Als 2009 die Verfilmung des Oscar Wilde-Dramas DAS BILDNIS DES DORIAN GRAY von Oliver Parker in die Kinos kam, erlangte der Film wenig Beachtung von Kritikern und Zuschauern. Meiner Meinung nach völlig zu Unrecht, denn dieser Film ist eine Perle der modernen Horror-Kunst. Warum, das werde ich im Folgenden darstellen.
Der Plot
Der junge, gerade der Pubertät entflohene Schönling Dorian Gray (Ben Barnes) erreicht in der Eingangsszene in einer Kutsche das düstere, regnerische London im viktorianischen Zeitalter. Sein Gönner Lord Henry Wotton (Colin Firth) stellt ihm einen Wohnort und fortan lebt er das Leben der Reichen und Schönen. Eines Tages bietet ihm sein guter Freund, der Maler Basil (Ben Chaplin) an, von ihm ein Portrait malen zu wollen, das ihn jetzt, in der Blüte seiner Jugend darstellen wird. Fasziniert von der Unschuld und Schönheit seiner selbst, bietet Gray leichtfertig an, seine Seele zu geben, wenn er dafür sein Leben lang so schön und jugendlich bleiben darf, wie er momentan noch ist. Von nun an ändert sich sein Aussehen nicht mehr. Anstatt er ist es nun lediglich das Portrait, dass seinen Alterungsprozess darstellt und an dessen Rahmen das Blut klebt, das eigentlich an den Händen Dorians kleben müsste. Von nun an wird Dorians Lebensstil immer ausschweifender und hemmungsloser. Er vergnügt sich mit Mätressen, trinkt Alkohol und beginnt schließlich, zu morden. Gleichzeitig ereilt ihn unterbewusst sein schlechtes Gewissen, welches ihn in Form von Wahnvorstellungen und Halluzinationen einholt. Schließlich endet dieser diffuse Albtraum in einer Katastrophe und man hätte Dorian gewünscht, er wäre den Handel – Seele gegen Schönheit – niemals eingegangen, denn da ist ja immer noch das Bild, das nach und nach zum Dämon wird…
Kritik
Man fühlt sich von Beginn an fremd in dieser großen, sehr kühl dargestellten Stadt und sucht verzweifelt nach einem Haltegriff oder einem Ort, der zum Wohlfühlen einlädt.
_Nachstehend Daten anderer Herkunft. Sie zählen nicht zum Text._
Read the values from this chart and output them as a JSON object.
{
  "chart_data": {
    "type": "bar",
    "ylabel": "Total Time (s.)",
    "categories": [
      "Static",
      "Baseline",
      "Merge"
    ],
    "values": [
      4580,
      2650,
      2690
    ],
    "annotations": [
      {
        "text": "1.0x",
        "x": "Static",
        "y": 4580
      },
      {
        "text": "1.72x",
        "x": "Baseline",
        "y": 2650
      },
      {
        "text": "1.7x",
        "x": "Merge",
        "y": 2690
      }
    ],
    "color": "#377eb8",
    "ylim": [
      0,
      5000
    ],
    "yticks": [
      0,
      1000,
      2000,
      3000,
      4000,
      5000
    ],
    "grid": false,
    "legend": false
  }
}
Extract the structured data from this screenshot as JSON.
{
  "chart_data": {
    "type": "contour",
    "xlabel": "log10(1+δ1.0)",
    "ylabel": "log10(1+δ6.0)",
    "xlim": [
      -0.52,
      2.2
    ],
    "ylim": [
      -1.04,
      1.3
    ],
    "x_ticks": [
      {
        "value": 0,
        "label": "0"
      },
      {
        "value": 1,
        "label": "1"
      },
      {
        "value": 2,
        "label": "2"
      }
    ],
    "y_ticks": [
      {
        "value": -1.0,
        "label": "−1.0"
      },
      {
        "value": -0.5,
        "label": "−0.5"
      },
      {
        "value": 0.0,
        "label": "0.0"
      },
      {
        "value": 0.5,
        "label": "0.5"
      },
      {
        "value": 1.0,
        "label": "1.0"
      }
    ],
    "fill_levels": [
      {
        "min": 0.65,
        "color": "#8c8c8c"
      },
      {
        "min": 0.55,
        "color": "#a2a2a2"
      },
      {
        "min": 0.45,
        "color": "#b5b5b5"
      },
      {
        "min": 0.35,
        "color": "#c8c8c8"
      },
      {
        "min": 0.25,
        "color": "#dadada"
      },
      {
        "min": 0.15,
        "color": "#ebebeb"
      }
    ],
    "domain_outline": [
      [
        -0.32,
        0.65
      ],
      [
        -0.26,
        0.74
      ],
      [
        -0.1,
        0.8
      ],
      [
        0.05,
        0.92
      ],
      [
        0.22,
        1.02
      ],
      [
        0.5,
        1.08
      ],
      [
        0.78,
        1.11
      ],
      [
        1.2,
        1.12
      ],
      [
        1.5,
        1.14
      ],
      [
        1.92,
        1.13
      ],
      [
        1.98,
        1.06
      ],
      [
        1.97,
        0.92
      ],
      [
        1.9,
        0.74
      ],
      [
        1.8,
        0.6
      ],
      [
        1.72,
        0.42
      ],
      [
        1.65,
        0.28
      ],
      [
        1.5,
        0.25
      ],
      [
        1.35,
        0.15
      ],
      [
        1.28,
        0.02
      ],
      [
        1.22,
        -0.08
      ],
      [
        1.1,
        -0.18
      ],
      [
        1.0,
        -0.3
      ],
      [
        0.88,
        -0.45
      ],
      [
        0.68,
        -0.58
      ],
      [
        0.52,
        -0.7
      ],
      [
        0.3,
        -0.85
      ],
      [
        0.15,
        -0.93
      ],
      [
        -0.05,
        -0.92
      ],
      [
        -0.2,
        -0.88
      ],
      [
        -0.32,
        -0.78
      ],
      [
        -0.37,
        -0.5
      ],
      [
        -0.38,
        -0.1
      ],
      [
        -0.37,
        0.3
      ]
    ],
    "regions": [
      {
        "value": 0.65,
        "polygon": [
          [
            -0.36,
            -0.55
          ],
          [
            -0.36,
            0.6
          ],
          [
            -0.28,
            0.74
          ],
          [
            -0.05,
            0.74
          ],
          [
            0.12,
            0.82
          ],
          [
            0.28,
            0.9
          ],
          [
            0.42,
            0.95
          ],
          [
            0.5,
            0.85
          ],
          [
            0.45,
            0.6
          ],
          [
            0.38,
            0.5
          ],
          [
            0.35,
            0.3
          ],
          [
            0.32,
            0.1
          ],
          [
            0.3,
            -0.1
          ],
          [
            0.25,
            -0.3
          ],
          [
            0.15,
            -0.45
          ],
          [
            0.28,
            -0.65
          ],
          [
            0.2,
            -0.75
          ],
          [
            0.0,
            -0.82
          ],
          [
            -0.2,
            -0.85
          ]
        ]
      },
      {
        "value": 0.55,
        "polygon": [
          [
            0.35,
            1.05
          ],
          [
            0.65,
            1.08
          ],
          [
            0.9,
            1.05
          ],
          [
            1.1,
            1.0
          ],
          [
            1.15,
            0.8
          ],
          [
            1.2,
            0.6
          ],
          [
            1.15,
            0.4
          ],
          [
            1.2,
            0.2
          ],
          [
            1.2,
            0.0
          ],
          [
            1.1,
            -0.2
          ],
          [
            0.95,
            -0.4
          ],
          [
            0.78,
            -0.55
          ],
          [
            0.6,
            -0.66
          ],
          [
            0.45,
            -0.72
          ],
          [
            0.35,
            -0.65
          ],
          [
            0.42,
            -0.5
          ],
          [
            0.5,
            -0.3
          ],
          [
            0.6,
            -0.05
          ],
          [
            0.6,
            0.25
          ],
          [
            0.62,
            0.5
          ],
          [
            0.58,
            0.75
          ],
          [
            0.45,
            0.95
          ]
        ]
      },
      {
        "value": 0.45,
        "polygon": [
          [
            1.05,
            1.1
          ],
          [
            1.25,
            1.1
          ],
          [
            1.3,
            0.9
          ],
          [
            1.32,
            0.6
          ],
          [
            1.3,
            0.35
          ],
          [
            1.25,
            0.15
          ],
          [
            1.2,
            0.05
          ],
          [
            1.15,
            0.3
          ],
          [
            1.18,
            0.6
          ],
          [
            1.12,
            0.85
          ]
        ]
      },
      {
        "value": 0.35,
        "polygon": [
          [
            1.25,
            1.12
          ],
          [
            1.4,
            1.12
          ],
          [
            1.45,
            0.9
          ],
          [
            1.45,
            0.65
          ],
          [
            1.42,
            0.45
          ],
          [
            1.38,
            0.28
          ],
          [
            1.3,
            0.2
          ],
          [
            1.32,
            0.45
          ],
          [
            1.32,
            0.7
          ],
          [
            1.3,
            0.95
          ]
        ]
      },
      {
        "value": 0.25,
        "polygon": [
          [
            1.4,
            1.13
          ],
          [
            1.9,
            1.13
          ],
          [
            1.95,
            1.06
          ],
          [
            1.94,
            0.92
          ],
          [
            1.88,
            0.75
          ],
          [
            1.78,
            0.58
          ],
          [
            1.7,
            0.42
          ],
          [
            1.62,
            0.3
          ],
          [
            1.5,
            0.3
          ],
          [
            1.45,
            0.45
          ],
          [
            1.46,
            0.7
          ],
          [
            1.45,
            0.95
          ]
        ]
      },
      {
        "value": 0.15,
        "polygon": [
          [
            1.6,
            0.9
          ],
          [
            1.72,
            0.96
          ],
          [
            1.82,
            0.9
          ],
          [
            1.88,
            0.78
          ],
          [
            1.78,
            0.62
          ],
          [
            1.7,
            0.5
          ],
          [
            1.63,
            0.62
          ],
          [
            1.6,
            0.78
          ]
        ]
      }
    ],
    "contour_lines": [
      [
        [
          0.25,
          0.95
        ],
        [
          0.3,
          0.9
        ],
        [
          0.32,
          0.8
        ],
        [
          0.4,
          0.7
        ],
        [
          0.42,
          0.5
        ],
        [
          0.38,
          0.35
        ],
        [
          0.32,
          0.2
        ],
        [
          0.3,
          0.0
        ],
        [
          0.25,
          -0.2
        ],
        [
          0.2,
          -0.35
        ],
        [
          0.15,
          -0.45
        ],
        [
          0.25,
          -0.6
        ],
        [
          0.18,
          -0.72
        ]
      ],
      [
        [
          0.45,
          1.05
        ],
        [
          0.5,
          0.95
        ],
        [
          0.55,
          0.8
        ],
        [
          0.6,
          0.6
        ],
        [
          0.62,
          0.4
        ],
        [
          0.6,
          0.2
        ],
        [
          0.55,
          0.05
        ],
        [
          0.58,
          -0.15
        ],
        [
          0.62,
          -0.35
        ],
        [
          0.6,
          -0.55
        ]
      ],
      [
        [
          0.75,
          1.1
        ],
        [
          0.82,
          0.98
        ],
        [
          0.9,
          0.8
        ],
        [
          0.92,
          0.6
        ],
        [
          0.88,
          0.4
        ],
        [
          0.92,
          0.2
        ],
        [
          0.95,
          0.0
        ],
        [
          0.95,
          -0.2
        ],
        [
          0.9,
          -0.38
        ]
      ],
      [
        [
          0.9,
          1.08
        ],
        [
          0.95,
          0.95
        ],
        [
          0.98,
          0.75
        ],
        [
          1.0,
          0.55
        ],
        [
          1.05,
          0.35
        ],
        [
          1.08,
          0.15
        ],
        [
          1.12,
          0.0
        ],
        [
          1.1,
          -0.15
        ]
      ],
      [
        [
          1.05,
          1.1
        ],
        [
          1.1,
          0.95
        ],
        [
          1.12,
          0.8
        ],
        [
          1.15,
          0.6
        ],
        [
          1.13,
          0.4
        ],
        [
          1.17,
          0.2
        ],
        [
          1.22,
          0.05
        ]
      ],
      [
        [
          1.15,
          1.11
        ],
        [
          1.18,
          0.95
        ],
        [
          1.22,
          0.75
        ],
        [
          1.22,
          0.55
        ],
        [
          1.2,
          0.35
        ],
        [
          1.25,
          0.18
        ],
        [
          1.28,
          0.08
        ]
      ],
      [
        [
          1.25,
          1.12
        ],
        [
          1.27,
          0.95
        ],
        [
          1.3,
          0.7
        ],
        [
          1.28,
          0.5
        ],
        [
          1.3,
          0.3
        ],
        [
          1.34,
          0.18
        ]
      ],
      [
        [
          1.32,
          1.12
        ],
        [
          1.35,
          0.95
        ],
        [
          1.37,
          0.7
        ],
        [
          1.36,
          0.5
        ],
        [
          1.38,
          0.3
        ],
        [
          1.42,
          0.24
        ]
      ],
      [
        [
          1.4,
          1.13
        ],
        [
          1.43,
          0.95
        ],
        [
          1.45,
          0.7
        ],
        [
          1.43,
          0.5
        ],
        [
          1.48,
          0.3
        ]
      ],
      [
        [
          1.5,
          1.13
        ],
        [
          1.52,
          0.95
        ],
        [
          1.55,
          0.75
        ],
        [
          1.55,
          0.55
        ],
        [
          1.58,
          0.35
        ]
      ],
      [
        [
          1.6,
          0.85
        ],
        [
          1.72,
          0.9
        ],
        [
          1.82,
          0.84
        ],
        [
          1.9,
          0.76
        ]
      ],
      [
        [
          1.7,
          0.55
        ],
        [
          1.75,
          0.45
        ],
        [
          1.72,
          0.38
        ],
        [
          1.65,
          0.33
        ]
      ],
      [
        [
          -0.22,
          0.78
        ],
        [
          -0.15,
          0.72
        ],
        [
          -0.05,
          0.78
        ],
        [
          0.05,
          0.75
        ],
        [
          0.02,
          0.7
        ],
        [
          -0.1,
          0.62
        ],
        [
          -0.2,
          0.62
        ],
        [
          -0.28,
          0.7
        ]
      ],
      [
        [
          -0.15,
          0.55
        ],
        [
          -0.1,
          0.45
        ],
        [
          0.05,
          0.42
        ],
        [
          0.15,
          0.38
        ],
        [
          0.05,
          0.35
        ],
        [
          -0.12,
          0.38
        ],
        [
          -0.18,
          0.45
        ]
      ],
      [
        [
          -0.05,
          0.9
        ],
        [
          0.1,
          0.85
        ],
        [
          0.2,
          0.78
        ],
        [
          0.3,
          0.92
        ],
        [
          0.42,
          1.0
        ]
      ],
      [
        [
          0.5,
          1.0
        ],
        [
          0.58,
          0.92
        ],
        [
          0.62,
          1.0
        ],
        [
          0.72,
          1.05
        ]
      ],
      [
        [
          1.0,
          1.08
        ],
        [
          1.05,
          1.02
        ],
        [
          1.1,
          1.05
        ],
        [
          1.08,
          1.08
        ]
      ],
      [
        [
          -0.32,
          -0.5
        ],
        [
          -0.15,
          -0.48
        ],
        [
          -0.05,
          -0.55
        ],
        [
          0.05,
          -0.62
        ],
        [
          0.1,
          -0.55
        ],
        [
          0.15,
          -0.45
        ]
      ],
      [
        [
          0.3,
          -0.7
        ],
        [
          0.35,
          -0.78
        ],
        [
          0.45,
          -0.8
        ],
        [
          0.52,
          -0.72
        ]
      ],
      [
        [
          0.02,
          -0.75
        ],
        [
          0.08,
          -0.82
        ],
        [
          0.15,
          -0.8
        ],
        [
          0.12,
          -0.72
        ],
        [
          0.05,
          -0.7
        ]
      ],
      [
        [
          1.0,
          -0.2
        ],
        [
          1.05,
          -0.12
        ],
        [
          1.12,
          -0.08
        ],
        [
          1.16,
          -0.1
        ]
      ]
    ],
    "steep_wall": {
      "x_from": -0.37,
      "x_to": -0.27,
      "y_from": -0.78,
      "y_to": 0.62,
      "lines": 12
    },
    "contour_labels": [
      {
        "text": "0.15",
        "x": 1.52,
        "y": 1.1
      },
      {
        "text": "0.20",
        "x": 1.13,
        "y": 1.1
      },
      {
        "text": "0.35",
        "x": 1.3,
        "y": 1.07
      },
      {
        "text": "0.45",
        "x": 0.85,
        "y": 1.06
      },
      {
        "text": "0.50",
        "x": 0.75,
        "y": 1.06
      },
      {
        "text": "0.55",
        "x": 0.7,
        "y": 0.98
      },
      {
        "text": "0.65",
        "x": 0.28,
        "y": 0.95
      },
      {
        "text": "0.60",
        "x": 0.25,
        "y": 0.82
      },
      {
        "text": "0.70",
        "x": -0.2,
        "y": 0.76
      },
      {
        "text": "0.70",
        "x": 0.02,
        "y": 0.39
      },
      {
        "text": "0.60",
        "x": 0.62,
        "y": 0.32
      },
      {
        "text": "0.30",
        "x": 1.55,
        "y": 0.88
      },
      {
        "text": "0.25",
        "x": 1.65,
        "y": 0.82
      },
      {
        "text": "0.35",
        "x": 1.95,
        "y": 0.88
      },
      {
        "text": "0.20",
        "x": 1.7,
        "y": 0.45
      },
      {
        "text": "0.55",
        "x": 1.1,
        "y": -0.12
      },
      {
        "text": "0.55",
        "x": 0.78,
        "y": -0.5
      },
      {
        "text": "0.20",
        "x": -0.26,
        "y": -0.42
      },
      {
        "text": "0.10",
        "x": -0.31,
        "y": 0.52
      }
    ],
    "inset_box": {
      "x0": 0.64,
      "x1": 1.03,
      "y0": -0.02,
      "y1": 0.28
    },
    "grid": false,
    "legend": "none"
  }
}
Doch je verzweifelter man sucht, desto enttäuschter wird man und wenn man das schließlich feststellt, ist man bereits mitten drin im Geschehen. Dorian Gray ist ein Schönling wie er im Buche steht. Er ist blass, schlank, makellos. Ja, er verkörpert den perfekten Mann. Doch er strahlt schnell etwas sehr düsteres aus. Man wünscht sich an seine Seite, fühlt sich aber gleichzeitig unwohl in seiner Gegenwart. Man möchte sich mit ihm, als Protagonist identifizieren, doch man schafft es einfach nicht. Doch nicht nur der Protagonist strahlt Kälte aus, nahezu jeder der Darsteller hat einfach nichts, was ihn sympathisch macht. Nun möchte man vermuten, dass diese Kritik eine negative ist, doch dem ist bei weitem nicht so, denn diese nicht vorhandene Sympathie ist es, die den Film zu dem macht, was er ist. Man möchte als Zuschauer versuchen, hinter die harte Schale zu blicken und sie zu knacken, doch bis zum Ende des Filmes schafft man es nicht.